„Es braucht die große Transformation“

Ein Mann gibt Denkanstöße zum Thema Nachhaltigkeit, und mehr als 100 Menschen aus der DHBW Mosbach und ihrem Umfeld hören zu und diskutieren mit: So geschehen am Nachmittag des 26. September 2022 im Mosbacher Audimax.

Der Vortragende: Andreas Huber, Geschäftsführer der Deutschen Gesellschaft des Club of Rome, einer „Denkfabrik für Zukunftsfragen“. Er ist seit mehr als zehn Jahren als professioneller Redner auf dem Gebiet der Nachhaltigkeit unterwegs und weiß, wovon er spricht. Ein aufschlussreicher und bewegender Nachmittag also, den die DHBW zum Auftakt der Europäischen Nachhaltigkeitswoche (ESDW) an der Hochschule für die vielen Interessierten vor Ort und im Online-Livestream organisiert hatte.

Ausgangspunkt: die angenehme Welt, in der wir leben, gerade hierzulande in den vergangenen Jahrzehnten. Aber das, was das Leben angenehm macht, geht auf Kosten der Erde. Und die wehrt sich, mit Dürren, Starkregen, Artensterben und mehr. Energie gibt’s auch hierzulande plötzlich nicht mehr für jeden und schon gar nicht mehr billig. Dass das Wachstum an Grenzen stößt, hat der Club of Rome –eine informelle Vereinigung von engagierten Fachleuten aus Wirtschaft, Politik und Wissenschaft aus 53 Ländern – schon 1972 in einer bis heute viel beachteten Studie propagiert: „Die Grenzen des Wachstums“.

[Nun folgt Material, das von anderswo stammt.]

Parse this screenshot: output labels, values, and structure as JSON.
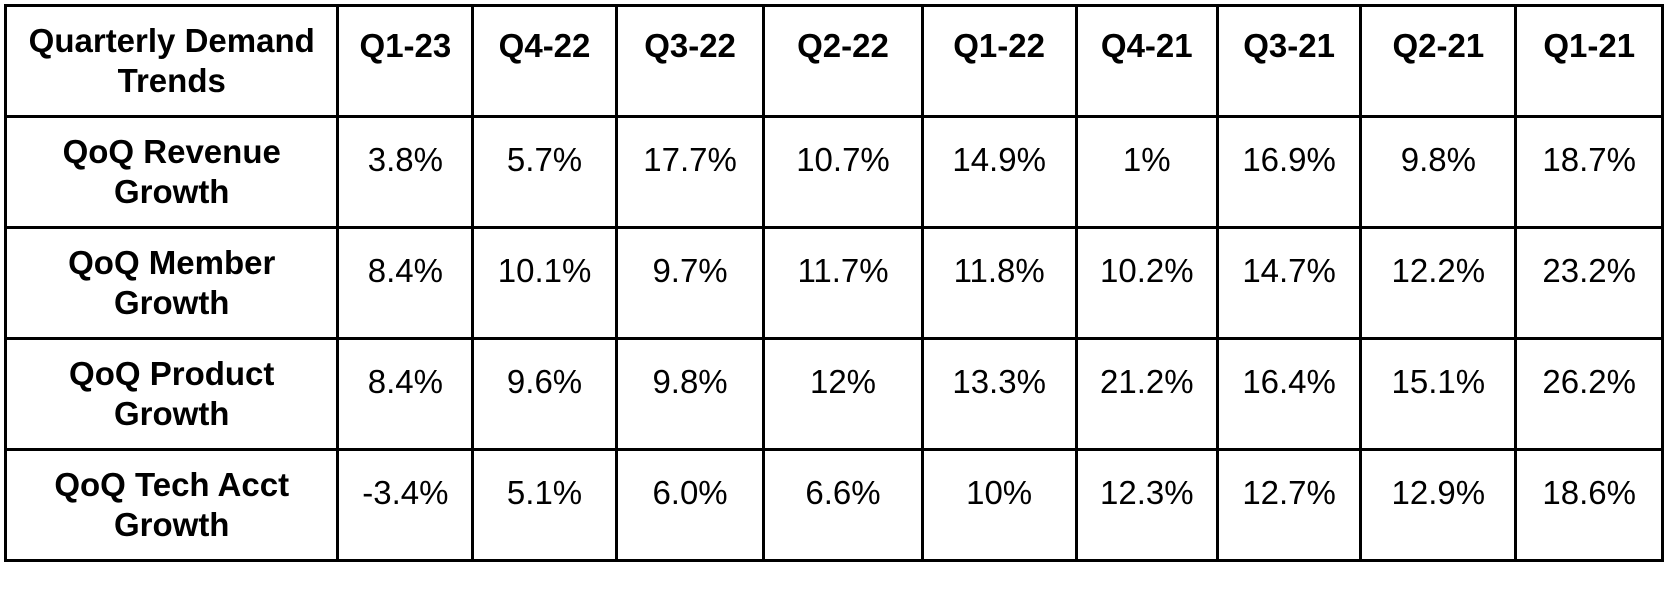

50 Jahre später steht Andreas Huber als ein Vertreter dieser wichtigen „Denkfabrik“ auf dem Mosbacher Audimax-Podium, um zu erklären, wie „aus Nachhaltigkeit ein ‚Abenteuer des Geistes‘“ werden kann. „Beyond Sustainability“ – Jenseits der Nachhaltigkeit – ist sein Vortrag überschrieben, und Huber legt auch gleich richtig los, indem er sich erstmal eine Zigarette anzündet. Der gewünschte Lerneffekt: „Dinge, die noch vor wenigen Jahren ganz alltäglich waren, gelten innerhalb kürzester Zeit als absurd.“ Wie etwa das Rauchen in diesem Moment an diesem Ort. Huber macht sich Sorgen, was seine beiden zweijährigen Zwillingstöchter in 50 oder 100 Jahren wohl erleben werden. Was ihn mit Blick auf die Zukunft umtreibt: „Wir kennen die Probleme und haben die Lösungen. Aber es passiert zu wenig.“

Ein Grundproblem: Der Menschheit sei die Demut abhandengekommen. „Die Erde ist der einzige uns bekannte Planet, der Leben ermöglicht.“ Unglaublich alt seien Universum und Erde. „und es wird wahrscheinlich auch in 1 Million Jahren noch Pflanzen auf unserem Planeten geben.“ Aber was ist mit unserer Zivilisation? „Wir setzen unsere zivilisatorische Qualität aufs Spiel.“ Wäre die Erde ein Beziehungspartner – würde man sie derzeit mit Respekt, Wertschätzung, Empathie behandeln? „Eher nicht. Wir empören uns nicht, wenn in dieser Beziehung etwas kaputt geht. Und das ist für mich das Kernproblem der Nachhaltigkeit.“

Huber redet über Anthroposphäre – all das Menschengemachte, das aus dem menschlichen Gestaltungstrieb kommt – und setzt es ins Verhältnis zur Biogeosphäre – „all das, was der Planet zur Verfügung hat, um Leben zu ermöglichen.“ Hier gibt es schon ein Missverhältnis allein durch den Blickwinkel, wie ein Bild von einem Tier auf einer Straße verdeutlicht: „Der Mensch sieht eine Straße, auf der er schnell von A nach B kommt und nicht, dass er in den Lebensraum des Tieres eingedrungen ist.“ Er erinnert an die Entstehungsgeschichte des Club of Rome, dessen Mitgründer Aurelio Peccei – ein italienischer Industrieller – in den 1960er Jahren das Gefühl gehabt habe: „Irgendwas stimmt hier nicht, wir befinden uns auf einem falschen Weg, ich mache mir Sorgen.“ Aus der folgenden Diskussion mit Experten entstand die bis heute aktuelle Studie „Die Grenzen des Wachstums“.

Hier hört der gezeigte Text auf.